O objetivo da Operação Cocker era justamente fazer acreditar através de memes de baixíssima qualidade às velhas macristas que Macri apoiava a Milei e não a Maria Eugenia Vidal (candidata de Larreta). Assim, começaram a tomar conta de diferentes grupos de Whatsapp e Facebook de velhos e/ou velhas macristas (a quem distinguiam como Raules e Mabeles) onde compartilhavam os memes em questão. Uma operação de "astroturfing" (instalação de memes ou termos de forma intencional mas que simulam ser "orgânicos") digna da CIA nos anos 60. Este é um exemplo do nível de compromisso da militância de Milei e da relação mais que fluida entre o candidato e as comunidades online. Milei ostenta o para nada desprezível título de ser um candidato abençoado pela internet. Algo que se pode ver na permanente proliferação de memes que o têm a Milei como centro, onde o mostram como o messias, como o homem gris das "profecias" de parravicini, com o boné de Boca (Milei é de Boca) ou tomando um vinho em caixa. Ou o que sucedeu em resposta às expressões de Alejandro Catterberg que disse que o voto de Milei estava composto por "motoqueiros de Rappi". Contrário à tradição do liberalismo argentino que sempre pareceu se referenciar na aristocracia ou na classe alta, Milei experimenta uma incrível popularidade em setores de baixo poder aquisitivo, logrando de alguma forma uma alquimia que parecia impossível: o liberalismo "popular". Todos estes fatores deverão ser levados em consideração pois jogarão um papel chave na eleição presidencial.

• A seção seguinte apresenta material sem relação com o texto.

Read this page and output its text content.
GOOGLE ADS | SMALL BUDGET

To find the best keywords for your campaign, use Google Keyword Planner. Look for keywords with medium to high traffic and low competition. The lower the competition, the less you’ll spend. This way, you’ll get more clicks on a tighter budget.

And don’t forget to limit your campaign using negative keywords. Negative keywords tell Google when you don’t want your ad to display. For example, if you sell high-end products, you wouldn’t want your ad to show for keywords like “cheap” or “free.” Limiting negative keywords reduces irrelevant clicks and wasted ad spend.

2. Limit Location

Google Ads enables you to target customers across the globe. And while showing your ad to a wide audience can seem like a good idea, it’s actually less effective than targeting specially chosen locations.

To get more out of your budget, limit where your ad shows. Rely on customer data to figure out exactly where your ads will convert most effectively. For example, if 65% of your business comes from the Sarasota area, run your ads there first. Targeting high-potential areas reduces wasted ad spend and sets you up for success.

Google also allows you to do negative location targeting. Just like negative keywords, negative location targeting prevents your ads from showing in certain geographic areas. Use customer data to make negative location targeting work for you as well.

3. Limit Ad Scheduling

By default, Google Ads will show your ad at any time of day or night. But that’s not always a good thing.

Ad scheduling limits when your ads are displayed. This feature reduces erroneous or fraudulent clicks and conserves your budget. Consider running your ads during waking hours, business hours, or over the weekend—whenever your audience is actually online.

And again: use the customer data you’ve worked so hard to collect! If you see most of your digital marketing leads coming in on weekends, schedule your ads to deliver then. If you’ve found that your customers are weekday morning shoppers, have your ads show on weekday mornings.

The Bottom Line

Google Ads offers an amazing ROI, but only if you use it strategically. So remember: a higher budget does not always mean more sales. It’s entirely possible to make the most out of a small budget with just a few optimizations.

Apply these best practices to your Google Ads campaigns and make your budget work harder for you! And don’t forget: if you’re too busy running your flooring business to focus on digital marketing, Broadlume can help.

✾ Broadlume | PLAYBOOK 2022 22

Ainda que depois de anos de governos mais ou menos estatistas, o giro radical para uma política minanarquista parece meio arrancada dos pelos, não há que deixar de prestar atenção ao antecedente da hiperinflação alfonsinista. Cabe recordar que a conversibilidade foi uma resposta à pior crise de inflação da história argentina. Hoje esse cenário, apesar do que um monte de economistas assinalam como inexorável, não é o mesmo, mas tem um "parecido de família": uma dirigência política que parece não encontrar solução ao eterno problema econômico da Argentina. E o único político que pareciera reunir as condições para ser candidato e chutar a mesa, não é senão o economista do raro penteado novo. E talvez isso seja o que certa juventude vê em Milei: a necessidade de provar uma solução radicalmente distinta à política econômica dos últimos onze anos. A mudança drástica vem precedida de uma crise aguda.

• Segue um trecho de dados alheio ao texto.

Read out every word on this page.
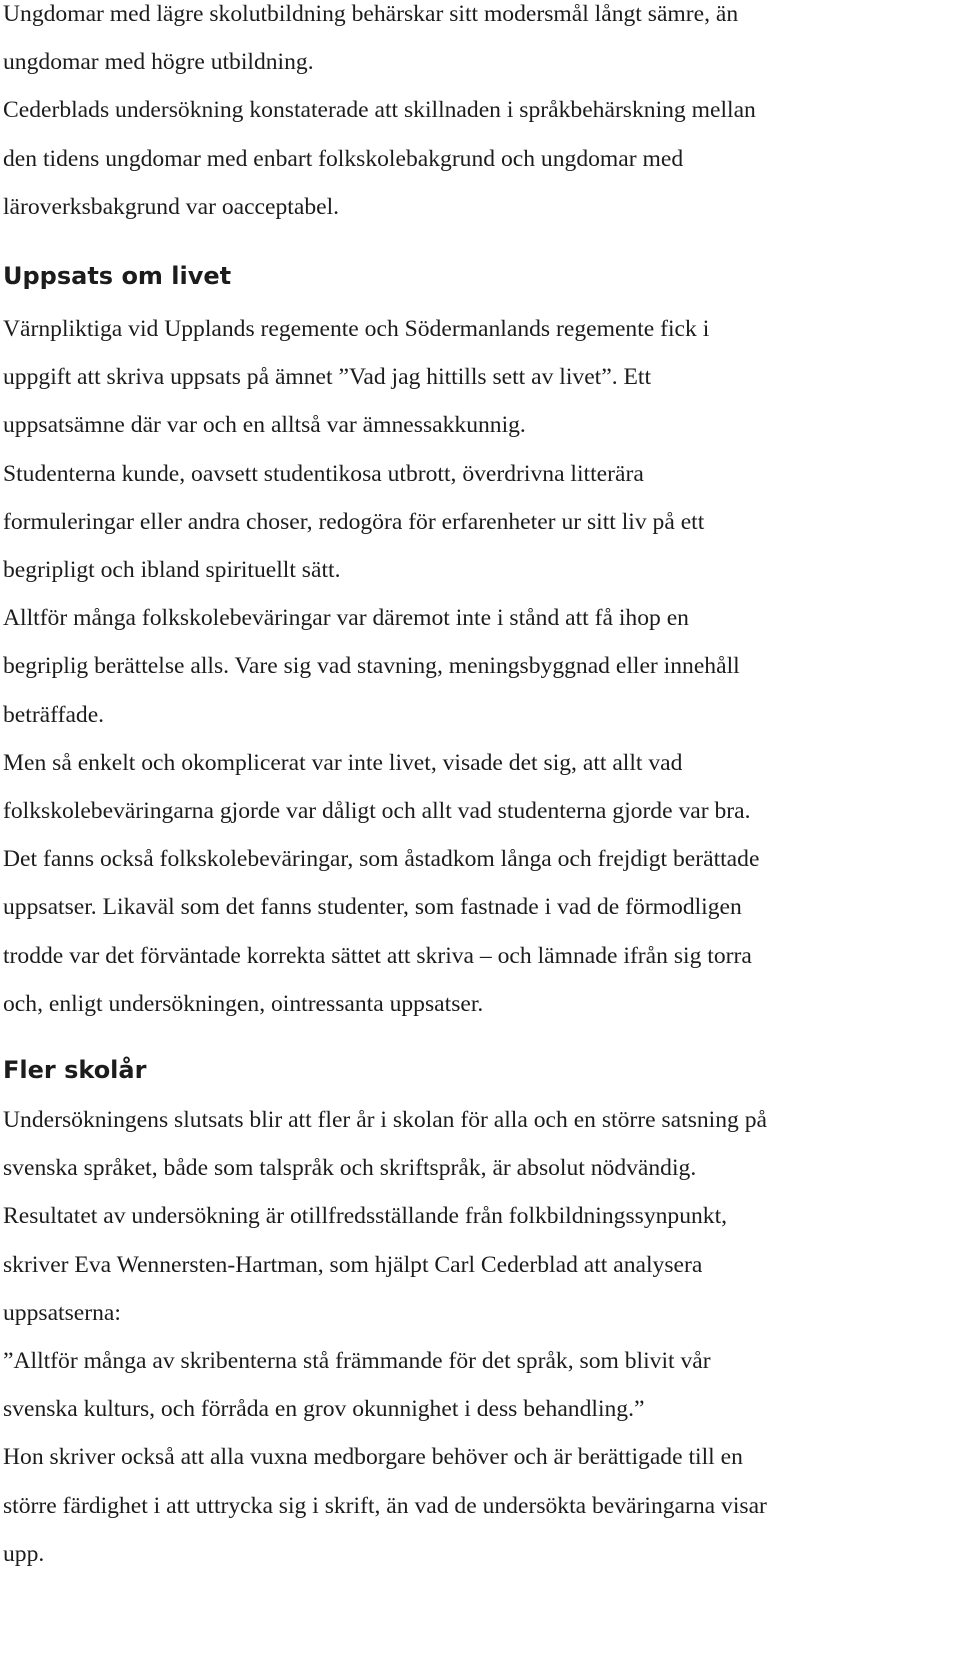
Ungdomar med lägre skolutbildning behärskar sitt modersmål långt sämre, än
ungdomar med högre utbildning.
Cederblads undersökning konstaterade att skillnaden i språkbehärskning mellan
den tidens ungdomar med enbart folkskolebakgrund och ungdomar med
läroverksbakgrund var oacceptabel.
Uppsats om livet
Värnpliktiga vid Upplands regemente och Södermanlands regemente fick i
uppgift att skriva uppsats på ämnet ”Vad jag hittills sett av livet”. Ett
uppsatsämne där var och en alltså var ämnessakkunnig.
Studenterna kunde, oavsett studentikosa utbrott, överdrivna litterära
formuleringar eller andra choser, redogöra för erfarenheter ur sitt liv på ett
begripligt och ibland spirituellt sätt.
Alltför många folkskolebeväringar var däremot inte i stånd att få ihop en
begriplig berättelse alls. Vare sig vad stavning, meningsbyggnad eller innehåll
beträffade.
Men så enkelt och okomplicerat var inte livet, visade det sig, att allt vad
folkskolebeväringarna gjorde var dåligt och allt vad studenterna gjorde var bra.
Det fanns också folkskolebeväringar, som åstadkom långa och frejdigt berättade
uppsatser. Likaväl som det fanns studenter, som fastnade i vad de förmodligen
trodde var det förväntade korrekta sättet att skriva – och lämnade ifrån sig torra
och, enligt undersökningen, ointressanta uppsatser.
Fler skolår
Undersökningens slutsats blir att fler år i skolan för alla och en större satsning på
svenska språket, både som talspråk och skriftspråk, är absolut nödvändig.
Resultatet av undersökning är otillfredsställande från folkbildningssynpunkt,
skriver Eva Wennersten-Hartman, som hjälpt Carl Cederblad att analysera
uppsatserna:
”Alltför många av skribenterna stå främmande för det språk, som blivit vår
svenska kulturs, och förråda en grov okunnighet i dess behandling.”
Hon skriver också att alla vuxna medborgare behöver och är berättigade till en
större färdighet i att uttrycka sig i skrift, än vad de undersökta beväringarna visar
upp.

Finalmente e para fechar este extenso artigo volto à pergunta do princípio, para concluir que Milei é de alguma forma uma figura anômala na política argentina, mas que essa anomalia não é prejudicial para o candidato (tal como tentam mostrar as respostas sistêmicas) senão tudo o contrário, seu caráter anômalo é sua principal vantagem. Também existe a possibilidade de que toda esta elucubração não é mais que um produto de uma mente superexposta à internet, por que não. Porém, considerando que assim seja e que o projeto político de Milei seja um fracasso ¿O que vai acontecer com a juventude anarcocapitalista e "anticomunista" da argentina?